The 2021 Nobel Prize in Economics went to David Card (my colleague at Berkeley!), Joshua Angrist and Guido Imbens. Why did they get the award? In this short note, I will summarize the vast body of work done by these scholars which inspired many economists to think carefully about the data.
The gold standard of science for establishing causal relationships is a randomized controlled trial. The idea is simple. You have a number of subjects. For each subject you flip a coin. If it’s heads, a given subject goes to a control group which receives nothing. If it’s tails, that subject goes to a treatment group. This latter group receives an intervention (for example, a dose of a new drug). Then some time later you compare outcomes for these two groups. If there is a difference, you know that this difference has to be because of the treatment. So we can have only one explanation and rule out all other explanations. This is the foundation of science. While intuitive and powerful, randomized controlled trials are often not available to economists. Indeed, it would be unethical to deny one group of people access to education or higher wages in the name of science. What do you do then? You have to be creative!
Card, Angrist and Imbens popularized the idea of “natural” experiments. In other words, it is nature that rolls the dice rather than a researcher. In this case, you do not have a clean experiment but you can get very close to it. For example, because of randomness in the acts of nature, a child may receive better education than other children. This may seem implausible but it happens all the time.
Suppose a school has a cap on the number of children in a class—a widespread policy in many countries—but you have the number of children that happens to be just above the cap. This means that the school has to have two smaller classes which generally means better education because a teacher has more time to spend with each child in the class. Why do we have this number just above the cap? Most often it happens due to random forces. So by the act of nature, we have randomized variation in the quality of education. One group has a relatively large class size because the number of children is just below the cap. The other group has small class sizes because the number of children is just above the cap. We can follow these two groups over time and see how much difference the quality of education makes for earnings or scholastic achievement. Using this research design, Angrist established the causal effect of class size on the quality of education.
Here’s another classic example. What happens if the minimum wage is raised? The standard theory predicts that employment should fall as the price of labor is higher. This seems intuitive but how can one prove it? You can’t run an experiment where one group of people is paid more for the same amount of work. This would be unfair. But suppose you have two villages next to each other but one village is in oblast A and another village is in oblast B. If oblast A decides to raise the minimum wage and oblast B does not do it, we have a natural experiment. The villages are likely close to being identical in all respects but one: the village in oblast A has a higher minimum wage than the village in oblast B. We can track these two villages over time and see if there is any difference in employment. David Card used this insight to establish the causal effect of minimum wages. In the early 1990s, Pennsylvania raised the minimum wage and New Jersey did not. Card compared employment in fast food restaurants in adjacent towns separated by the state border. Contrary to the prediction of the standard theory, Card found that higher minimum wages raised employment! This finding led to rethinking how the labor market operates.

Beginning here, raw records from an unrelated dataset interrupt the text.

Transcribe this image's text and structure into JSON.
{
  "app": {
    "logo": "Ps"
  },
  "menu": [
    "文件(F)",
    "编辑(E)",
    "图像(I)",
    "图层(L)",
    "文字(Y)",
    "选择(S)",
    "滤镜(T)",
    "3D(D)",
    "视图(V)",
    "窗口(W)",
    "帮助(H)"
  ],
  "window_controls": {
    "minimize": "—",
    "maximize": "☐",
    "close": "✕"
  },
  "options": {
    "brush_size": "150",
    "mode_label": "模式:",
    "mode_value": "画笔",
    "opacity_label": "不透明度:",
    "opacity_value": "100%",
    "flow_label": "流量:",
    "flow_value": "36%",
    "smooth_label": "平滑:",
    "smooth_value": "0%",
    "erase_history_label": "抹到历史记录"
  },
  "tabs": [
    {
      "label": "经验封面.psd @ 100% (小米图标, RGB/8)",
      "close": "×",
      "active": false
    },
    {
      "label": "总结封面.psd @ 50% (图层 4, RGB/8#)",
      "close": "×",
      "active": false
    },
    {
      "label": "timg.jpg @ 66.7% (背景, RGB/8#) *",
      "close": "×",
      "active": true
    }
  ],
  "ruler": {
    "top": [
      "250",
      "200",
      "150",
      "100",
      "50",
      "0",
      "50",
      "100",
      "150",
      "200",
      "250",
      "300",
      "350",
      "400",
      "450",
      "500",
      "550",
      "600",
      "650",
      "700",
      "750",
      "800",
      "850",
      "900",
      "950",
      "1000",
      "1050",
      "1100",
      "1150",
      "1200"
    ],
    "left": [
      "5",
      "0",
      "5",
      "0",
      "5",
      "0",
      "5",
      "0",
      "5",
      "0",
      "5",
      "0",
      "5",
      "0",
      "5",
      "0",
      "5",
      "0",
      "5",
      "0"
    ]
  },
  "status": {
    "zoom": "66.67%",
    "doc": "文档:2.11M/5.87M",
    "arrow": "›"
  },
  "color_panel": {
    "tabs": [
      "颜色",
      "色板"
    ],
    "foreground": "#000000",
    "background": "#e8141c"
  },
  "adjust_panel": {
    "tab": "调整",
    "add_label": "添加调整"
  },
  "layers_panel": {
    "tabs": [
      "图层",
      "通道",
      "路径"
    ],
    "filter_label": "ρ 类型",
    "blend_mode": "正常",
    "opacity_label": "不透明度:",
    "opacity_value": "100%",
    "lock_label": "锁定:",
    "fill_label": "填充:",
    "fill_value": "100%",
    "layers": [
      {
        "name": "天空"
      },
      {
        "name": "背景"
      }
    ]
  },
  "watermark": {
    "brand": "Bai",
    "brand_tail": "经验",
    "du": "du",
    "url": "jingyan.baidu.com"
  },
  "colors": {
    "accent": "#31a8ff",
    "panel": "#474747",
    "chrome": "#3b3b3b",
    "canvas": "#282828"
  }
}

These examples illustrate that with some luck and creative thinking one can bring economics closer to science and prove (or disprove) a theory beyond reasonable doubt. Is one natural experiment enough to overturn our thinking? Maybe not. But by exploring a collection of natural experiments (different countries, times, etc.), we can build a solid foundation for our knowledge and develop evidence-based policies.
Card, Angrist and Imbens have been extremely influential. They showed that economics is a not an armchair science. By being careful and inventive, economists can generate credible empirical work and test theories just like other scientists. This framework has been revolutionary in economics and thus well worth a Nobel!